A year after its inception, a rebel group that teaches the youth of the world how to survive in the most impoverished parts of the globe is starting to take off.
The group, known as Young Rebel, is an online community of people who have come together in the past year to fight poverty, promote the dignity of human beings and fight global injustice.
It’s a community that includes people who call themselves young revolutionaries and rebels.
Some of them have spent time in jail.
Others have had to make the perilous journey to the U.S. or Europe.
Some have spent their lives in exile.
Others are trying to make their way back to the rebel movement that emerged from the Arab Spring and the subsequent civil war in Syria.
Their mission is to give young people in the world, as well as the leaders who have shaped the global order, a lesson on how to make life better for everyone, according to the group’s founders, who are young women and men in their 20s and 30s.
Young Rebel is an emerging generation of activists who believe in the power of social media to educate and empower people.
It is a community whose members have traveled to cities such as Beirut and Berlin, where they are trying out ideas for organizing and campaigning.
Young rebels have grown increasingly influential, though, since they first started the movement.
They are the backbone of the nascent “alt-right,” a far-right movement that espouses racism, xenophobia and populism that emerged in the U, Europe and elsewhere during the 2016 presidential campaign.
The movement, whose adherents have called for the end of multiculturalism and the deportation of illegal immigrants, has been criticized for promoting white nationalism.
In the months since the movement began, it has gained traction in the United Kingdom, France and Spain, where many young people are coming together to fight racism, poverty and inequality.
It is an encouraging sign for the rebel youth movement, which has been fighting for its cause for a decade.
But its growth in the last year, especially in countries such as the United Arab Emirates and South Korea, has raised doubts about whether it will succeed in its mission of fighting global inequality.

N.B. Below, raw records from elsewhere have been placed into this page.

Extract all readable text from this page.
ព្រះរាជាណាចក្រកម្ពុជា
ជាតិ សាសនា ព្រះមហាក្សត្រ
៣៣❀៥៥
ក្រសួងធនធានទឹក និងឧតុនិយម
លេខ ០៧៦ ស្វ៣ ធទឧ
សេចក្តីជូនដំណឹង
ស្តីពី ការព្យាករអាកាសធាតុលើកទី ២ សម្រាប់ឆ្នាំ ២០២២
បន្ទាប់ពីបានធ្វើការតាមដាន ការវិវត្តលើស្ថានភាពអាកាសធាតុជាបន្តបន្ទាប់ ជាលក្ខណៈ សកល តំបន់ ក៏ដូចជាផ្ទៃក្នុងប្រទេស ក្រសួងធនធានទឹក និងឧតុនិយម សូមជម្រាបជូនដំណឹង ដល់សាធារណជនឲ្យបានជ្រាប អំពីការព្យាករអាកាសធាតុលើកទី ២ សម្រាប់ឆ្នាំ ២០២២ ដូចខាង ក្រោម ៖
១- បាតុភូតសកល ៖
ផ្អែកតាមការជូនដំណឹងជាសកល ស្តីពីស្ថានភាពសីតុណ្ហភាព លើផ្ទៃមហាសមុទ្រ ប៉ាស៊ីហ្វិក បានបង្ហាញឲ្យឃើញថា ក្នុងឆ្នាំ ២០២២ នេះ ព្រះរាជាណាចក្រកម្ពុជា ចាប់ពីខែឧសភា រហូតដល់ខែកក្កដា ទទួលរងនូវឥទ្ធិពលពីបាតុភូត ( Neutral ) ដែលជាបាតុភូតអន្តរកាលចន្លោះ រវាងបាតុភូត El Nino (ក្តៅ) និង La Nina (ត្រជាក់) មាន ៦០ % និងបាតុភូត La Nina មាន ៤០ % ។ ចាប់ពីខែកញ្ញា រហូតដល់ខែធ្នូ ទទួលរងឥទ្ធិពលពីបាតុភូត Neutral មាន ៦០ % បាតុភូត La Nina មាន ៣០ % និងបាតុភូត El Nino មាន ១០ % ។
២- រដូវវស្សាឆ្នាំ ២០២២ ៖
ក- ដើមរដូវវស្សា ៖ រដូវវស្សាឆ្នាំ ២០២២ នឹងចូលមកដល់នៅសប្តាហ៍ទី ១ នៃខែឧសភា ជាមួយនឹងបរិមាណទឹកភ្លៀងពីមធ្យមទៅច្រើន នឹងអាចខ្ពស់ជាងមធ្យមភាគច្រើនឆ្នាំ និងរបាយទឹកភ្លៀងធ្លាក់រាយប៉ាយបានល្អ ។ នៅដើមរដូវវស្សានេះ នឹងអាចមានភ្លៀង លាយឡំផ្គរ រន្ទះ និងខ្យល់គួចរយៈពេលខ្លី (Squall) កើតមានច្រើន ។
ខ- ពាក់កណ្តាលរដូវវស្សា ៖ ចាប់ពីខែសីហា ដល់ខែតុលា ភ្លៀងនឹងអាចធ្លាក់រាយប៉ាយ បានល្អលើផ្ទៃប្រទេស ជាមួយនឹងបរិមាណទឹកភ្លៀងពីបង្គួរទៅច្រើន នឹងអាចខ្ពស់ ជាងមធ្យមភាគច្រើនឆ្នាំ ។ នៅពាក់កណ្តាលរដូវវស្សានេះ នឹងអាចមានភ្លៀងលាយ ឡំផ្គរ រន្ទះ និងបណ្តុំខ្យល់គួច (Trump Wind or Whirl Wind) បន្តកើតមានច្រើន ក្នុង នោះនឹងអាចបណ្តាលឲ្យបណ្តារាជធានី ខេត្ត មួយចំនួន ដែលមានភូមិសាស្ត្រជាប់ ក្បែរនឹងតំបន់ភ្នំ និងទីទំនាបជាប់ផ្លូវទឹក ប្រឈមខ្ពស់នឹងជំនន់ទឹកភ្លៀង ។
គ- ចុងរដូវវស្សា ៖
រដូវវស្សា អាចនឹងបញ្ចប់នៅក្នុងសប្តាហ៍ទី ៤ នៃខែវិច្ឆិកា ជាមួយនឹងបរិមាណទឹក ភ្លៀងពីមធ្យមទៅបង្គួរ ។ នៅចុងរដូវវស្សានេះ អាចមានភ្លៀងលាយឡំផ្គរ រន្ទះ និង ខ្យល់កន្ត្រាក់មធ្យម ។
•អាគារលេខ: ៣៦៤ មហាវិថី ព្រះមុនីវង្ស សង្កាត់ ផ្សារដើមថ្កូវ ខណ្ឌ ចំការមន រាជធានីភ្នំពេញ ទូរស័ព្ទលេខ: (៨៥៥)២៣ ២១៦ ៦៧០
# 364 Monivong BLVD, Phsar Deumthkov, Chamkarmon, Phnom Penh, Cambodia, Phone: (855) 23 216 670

The rebel youth have been a key force in the movement, the founders said.
Many of its members are young people from the Middle East and North Africa who have left their countries to work in the rebel group.
Some have been caught up in the violent upheaval of the Arab spring, which helped turn young people against their governments.
They have struggled to make it through, often working long hours in their home countries.
In its first year, Young Rebel has grown into an online movement that is growing faster than any other rebel group in the Middle West.
It has helped train thousands of people and is recruiting more volunteers to do the same, according the group.
“I am a rebel,” said 17-year-old Khader Abouzeid, who joined the group in September.
“I am not afraid to say that.
I do not have any enemies.
The people are my friends.
I am proud to be a rebel.”
For the past two years, the group has worked to train the next generation of rebel fighters, including a group of women from the United State and Canada.
The group has created a database of more than 100,000 young people who are willing to help the group train them.
Its leader, Aisha Abdo, a 17-years-old from the small town of Budeh, in the southern province of Dheisheh, said the group is a force for justice and equality in a time when it has faced discrimination and exploitation.
“We want to give back,” she said.
“Our mission is for the future.”
The rebels hope that their growing numbers and efforts to reach out to the wider world will inspire other groups to organize, recruit and train young people to become the next wave of fighters.
The rebels say that the movement has attracted about 400,000 participants to date, and they hope to expand that figure to 1 million or more.
In April, the rebels organized a conference in Berlin, with delegates from around the world.
The conference, which also included young rebels from Britain and Canada, attracted an audience of about 2,000 people.
“The world is watching us,” said 19-year of the group, Azzam Ahmed, a London-based activist.
“This is not a movement to create a better world.
It’s a movement for justice, equality and social justice.
We are going to be leaders, not only to the world but to the people.”